Sta dan op, mijn ziel, vriendin van Christus, wees als ‘de duif – uit Jeremia – die zich nestelt hoog in de rots’ (Jer. 48, 28), waak daar zonder ophouden als ‘de mus – uit de psalm – die een woning vindt’ (Ps. 84 (83), 4), verberg daar als een tortel de vruchten van een kuise liefde, open daar uw mond ‘om water te putten uit de bronnen van de Verlosser’ (Jes. 12, 3).

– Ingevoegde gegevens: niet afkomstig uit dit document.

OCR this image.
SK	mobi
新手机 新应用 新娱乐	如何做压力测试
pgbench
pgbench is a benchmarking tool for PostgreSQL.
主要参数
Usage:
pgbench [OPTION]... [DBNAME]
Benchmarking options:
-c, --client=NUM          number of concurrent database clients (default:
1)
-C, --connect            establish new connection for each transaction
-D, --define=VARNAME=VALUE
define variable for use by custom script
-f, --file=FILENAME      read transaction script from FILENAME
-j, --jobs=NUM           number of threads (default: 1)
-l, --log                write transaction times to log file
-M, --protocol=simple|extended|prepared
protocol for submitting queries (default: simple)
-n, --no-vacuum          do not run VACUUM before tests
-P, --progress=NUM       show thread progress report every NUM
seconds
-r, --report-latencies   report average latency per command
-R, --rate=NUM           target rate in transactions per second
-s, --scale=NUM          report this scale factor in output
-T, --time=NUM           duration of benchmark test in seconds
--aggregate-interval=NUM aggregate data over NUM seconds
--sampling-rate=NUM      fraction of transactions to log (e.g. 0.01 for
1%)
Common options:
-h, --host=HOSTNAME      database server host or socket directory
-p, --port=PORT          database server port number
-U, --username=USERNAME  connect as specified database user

Want hier is de bron – uit het scheppingsverhaal – die ‘ontspringt in het midden van het paradijs, in vier stromen gesplitst’ (Gen. 2, 10); zij stort zich uit in toegewijde harten en zo bevrucht en besproeit zij de hele aarde.Haast u met een vurig verlangen naar deze bron van leven en licht, wie gij ook zijt, vrome mens, en roep tot Hem met de innerlijke onstuimigheid van uw hart: onuitsprekelijke schoonheid van de verheven God en zuiverste klaarheid van het eeuwig licht, leven dat alle leven levend maakt, licht dat alle licht verlicht en veel vormen van schitterende lichten vanaf de eerste dageraad voor de troon van uw godheid bewaart. O eeuwige en ontoegankelijke, heldere en lieflijke stroom uit de bron, die voor de ogen van alle stervelingen verborgen is. Uw diepte is zonder bodem, uw hoogte zonder grens, uw wijdte is niet te omschrijven, uw zuiverheid is onverstoorbaar.
Uit Christus’ zijde ontspringt de stroom ‘die, zoals de Psalmen zeggen, de stad van God verblijdt’ (Ps. 46 (45), 5), die doet verlangen om ‘bij het schallen van jubel en lofgezang’ (Ps. 42 (41), 5) U te loven en uit ervaring te getuigen – met de woorden – : ‘Bij U ontspringt de bron die leven geeft, wij zullen in uw licht het Licht aanschouwen’ (Ps. 36 (35), 10).